This month I celebrate my 10 year wedding anniversary. I also release my first children’s book. Both events are big milestones for me and both are related. You see, my husband loves to travel. He has an insatiable wanderlust that has taken us around the world and back, literally. Our honeymoon was a yearlong trip around the world (actually twice around to make sure we always stayed in warm weather). We visited 33 countries on all seven continents, including Antarctica and the Galapagos Islands which inspired Wally the Warm-Weather Penguin. (I’m also now wondering if chasing the sun for a year also had something to do with this book — warm-weather penguin — but I digress.)
On our extended honeymoon, we had lots of time to think and dream. We asked each other lots of ‘what if’ questions: “What if you could live anywhere in the world?” “What if you could be anything you wanted to be?” “What if we can’t find a hotel when we get off of the train in Zagreb tonight?”
What amazed me about these conversations was that we had so many similar ideas (a good sign for a newlywed couple). We both would choose to live in Paris, for example. But also, it surprised me that even with years of marketing experience behind me (and many more years ahead of me), I knew that someday I wanted to write. And I knew I wanted to write with the goal of educating children. Looking back, I probably should have taken plans with my high school best friend more seriously. We wanted to split the responsibility of teaching kindergarten, her the morning session, me afternoon (definitely, afternoon). As it turns out, she ended up being a highly respected teacher who is a favorite with her students.
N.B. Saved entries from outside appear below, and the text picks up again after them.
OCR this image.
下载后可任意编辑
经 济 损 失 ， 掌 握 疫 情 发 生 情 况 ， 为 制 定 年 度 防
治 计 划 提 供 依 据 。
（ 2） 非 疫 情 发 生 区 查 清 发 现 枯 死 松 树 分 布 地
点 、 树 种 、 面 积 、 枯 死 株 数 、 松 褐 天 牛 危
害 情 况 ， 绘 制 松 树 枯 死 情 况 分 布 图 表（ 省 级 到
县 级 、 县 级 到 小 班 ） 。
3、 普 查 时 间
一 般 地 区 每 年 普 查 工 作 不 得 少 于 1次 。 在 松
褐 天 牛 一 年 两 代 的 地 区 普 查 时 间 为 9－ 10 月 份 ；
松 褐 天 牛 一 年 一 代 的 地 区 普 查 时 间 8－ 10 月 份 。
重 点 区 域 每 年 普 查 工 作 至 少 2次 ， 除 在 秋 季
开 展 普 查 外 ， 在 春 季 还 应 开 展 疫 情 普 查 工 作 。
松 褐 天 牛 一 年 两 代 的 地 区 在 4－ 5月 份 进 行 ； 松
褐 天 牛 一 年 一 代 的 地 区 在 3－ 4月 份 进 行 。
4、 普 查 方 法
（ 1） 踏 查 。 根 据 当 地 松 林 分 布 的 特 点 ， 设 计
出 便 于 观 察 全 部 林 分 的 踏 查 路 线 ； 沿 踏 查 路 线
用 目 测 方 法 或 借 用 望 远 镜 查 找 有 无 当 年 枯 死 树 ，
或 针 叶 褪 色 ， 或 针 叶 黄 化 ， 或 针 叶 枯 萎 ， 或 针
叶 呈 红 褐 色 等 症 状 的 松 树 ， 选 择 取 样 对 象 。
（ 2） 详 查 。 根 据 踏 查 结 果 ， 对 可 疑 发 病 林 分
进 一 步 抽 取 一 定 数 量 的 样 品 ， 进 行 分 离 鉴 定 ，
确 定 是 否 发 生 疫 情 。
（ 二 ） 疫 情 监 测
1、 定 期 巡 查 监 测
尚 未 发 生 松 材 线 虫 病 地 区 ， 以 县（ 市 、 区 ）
So did it really take 10 years to get a short, children’s board book on the market? Well yes and no. I wrote while we traveled and immediately afterwards when I was inspired to share of my experiences with everyone (or rather anyone that would sit through 10,000 photos). It took a couple of years (while back in the full-time, corporate world) to go through all of that writing and decide which story to finish and then actually finish it. I originally decided to pitch publishers so another year went by of finding appropriate contacts, polishing query letters and learning the process. I realized quickly that the traditional publishing process would take a very long time…4-6 months of exclusive review time for each agent meant 2 – 3 pitches per year at best. So, I decided to go the independent route. I hired an illustrator, had my manuscript copyedited, researched self-publishing platforms, built a social media platform, created a website, learned to format an ebook, etc. It all takes time. Throw in a new job in Paris, a relocation back to Seattle, a baby and a move to Sydney and there goes 10 years!
But now, thanks to my wonderful husband of 10 years who not only showed me the (sunny) world but gave me the opportunity to follow a nagging dream, I’m excited to finally embark on a writing path and introduce my books to children in the hopes I can teach them something new about the world around them.